Persistence of Retinal Fluid After Anti-VEGF Treatment for Neovascular Age-Related Macular Degeneration: A Systematic Review and Meta-Analysis

Overview
Date 2025 Jan 22
PMID 39842717
Authors
Affiliations
Soon will be listed here.
Abstract

Topic: To evaluate the prognosis of retinal fluid resolution in neovascular age-related macular degeneration (nAMD) after initiating treatment in terms of the prevalence of eyes with retinal fluid, the proportion of eyes which never achieve a fluid-free retina throughout the course of treatment, and the relationship between retinal fluid and visual acuity outcome.

Clinical Relevance: Retinal fluid often persists or recurs after initiating treatment for nAMD. It is unclear what proportion never achieve fluid resolution throughout their treatment course.

Methods: MEDLINE, Embase, and Web of Science were searched till May 2024 for randomized control trials (including post hoc analyses) and prospective studies treating nAMD patients with intravitreal anti-VEGF injections (CRD42023437516). To investigate the prevalence of persistent fluid, a meta-analysis of proportions was conducted at key time points. To estimate the proportion of poor-responding patients, iterative algorithms were used to simulate individual patient data from time-to-fluid-resolution Kaplan-Meier curves. Cure fractions from Weibull nonmixture cure models were meta-analyzed. Finally, the weighted mean best-corrected visual acuity (BCVA) difference (WMD) between patients with and without any fluid, subretinal fluid (SRF), or intraretinal fluid (IRF) was calculated.

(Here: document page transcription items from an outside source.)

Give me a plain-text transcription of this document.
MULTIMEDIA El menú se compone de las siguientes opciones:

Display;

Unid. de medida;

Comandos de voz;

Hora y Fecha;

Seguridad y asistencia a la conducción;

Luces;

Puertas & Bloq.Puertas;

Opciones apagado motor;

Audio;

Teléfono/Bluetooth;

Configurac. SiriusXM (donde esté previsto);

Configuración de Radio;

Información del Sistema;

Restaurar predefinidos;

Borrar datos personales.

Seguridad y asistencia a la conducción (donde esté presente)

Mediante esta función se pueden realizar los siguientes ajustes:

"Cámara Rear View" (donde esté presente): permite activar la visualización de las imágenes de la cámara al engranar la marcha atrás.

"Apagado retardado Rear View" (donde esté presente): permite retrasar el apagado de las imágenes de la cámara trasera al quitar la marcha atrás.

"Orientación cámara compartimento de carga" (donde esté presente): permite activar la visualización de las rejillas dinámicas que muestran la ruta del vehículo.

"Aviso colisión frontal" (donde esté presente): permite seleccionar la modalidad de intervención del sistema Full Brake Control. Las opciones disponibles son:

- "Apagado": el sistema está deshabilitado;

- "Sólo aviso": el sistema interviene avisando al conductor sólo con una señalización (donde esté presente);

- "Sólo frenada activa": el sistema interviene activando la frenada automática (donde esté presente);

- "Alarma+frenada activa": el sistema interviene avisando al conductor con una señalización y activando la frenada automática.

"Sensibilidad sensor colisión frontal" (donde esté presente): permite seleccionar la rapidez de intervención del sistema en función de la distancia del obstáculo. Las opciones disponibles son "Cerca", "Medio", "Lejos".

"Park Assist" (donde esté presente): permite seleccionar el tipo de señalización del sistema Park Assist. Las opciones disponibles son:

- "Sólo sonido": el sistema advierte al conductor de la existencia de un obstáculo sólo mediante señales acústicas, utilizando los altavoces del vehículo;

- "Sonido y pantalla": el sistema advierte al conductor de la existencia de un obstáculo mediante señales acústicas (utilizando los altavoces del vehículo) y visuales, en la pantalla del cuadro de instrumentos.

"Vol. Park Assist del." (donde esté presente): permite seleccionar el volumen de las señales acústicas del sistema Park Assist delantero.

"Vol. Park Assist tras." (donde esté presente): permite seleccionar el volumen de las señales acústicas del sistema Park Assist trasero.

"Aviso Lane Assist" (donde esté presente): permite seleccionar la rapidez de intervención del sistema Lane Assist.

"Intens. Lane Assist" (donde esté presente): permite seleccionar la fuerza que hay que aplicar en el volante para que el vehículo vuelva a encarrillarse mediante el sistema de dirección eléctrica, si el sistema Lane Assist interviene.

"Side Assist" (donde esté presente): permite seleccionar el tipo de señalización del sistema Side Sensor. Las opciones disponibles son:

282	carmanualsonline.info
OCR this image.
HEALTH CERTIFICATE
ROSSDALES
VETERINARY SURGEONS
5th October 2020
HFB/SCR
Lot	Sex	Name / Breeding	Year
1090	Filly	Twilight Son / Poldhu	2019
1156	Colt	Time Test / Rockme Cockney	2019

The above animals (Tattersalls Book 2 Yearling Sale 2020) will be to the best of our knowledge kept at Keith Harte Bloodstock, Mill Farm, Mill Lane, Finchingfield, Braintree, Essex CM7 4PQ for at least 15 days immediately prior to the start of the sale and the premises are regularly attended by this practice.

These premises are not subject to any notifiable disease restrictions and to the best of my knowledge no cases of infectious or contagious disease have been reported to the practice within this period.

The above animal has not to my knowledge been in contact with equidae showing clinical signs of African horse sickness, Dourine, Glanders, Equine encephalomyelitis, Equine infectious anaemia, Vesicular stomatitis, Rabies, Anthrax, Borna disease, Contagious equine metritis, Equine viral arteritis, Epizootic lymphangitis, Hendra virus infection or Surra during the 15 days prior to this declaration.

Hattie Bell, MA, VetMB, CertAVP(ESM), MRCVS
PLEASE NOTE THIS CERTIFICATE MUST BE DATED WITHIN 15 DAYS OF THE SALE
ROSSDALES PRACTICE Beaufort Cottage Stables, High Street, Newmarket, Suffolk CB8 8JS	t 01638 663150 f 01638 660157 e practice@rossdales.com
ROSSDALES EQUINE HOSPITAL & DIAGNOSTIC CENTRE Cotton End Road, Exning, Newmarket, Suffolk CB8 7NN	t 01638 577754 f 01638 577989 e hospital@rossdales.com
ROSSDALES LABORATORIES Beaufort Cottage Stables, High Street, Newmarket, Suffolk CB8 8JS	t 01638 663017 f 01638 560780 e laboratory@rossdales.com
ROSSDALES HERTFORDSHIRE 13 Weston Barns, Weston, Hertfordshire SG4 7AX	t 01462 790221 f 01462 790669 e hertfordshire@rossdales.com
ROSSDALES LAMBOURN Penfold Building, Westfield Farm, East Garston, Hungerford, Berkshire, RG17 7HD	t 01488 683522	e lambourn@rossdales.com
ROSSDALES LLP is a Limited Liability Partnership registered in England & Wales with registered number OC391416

Results: Fifty articles were included across the meta-analyzed outcomes. The pooled prevalence of retinal fluid was 41.4% (95% confidence interval [CI], 35.0%-48.0%) at 1 year, and 47.4% (95% CI, 38.5%-56.5%) at 2 years. The pooled median time to first fluid resolution was 10.2 weeks (95% CI, 7.66-14.59 weeks). Cure modeling suggests that 17.6% (95% CI, 11.9%-25.3%) of patients may never achieve a fluid-free finding in the long run despite prolonged treatment. Eyes with SRF had significantly higher BCVA compared with eyes without SRF at 12 months (WMD, 2.39 letters; 95% CI, 0.27-4.52; P < 0.05). Eyes with IRF had significantly poorer BCVA compared to eyes without IRF at 12 months (WMD, -5.38 letters; 95% CI, -8.65 to -2.11; P < 0.05). At long follow-up (>60 months), eyes with SRF had significantly higher BCVA compared to eyes without SRF (WMD, 7.69 letters; 95% CI, 2.79-12.59; P < 0.05).

Conclusion: Notwithstanding the heterogeneity in studies included, our analysis estimates that nearly half of all treated patients have persistent retinal fluid after initiating treatment and a substantial 18% of patients may never attain complete fluid resolution. We confirm that SRF is associated with better visual outcomes, whereas IRF is associated with worse visual outcomes.

Financial Disclosure(s): Proprietary or commercial disclosure may be found in the Footnotes and Disclosures at the end of this article.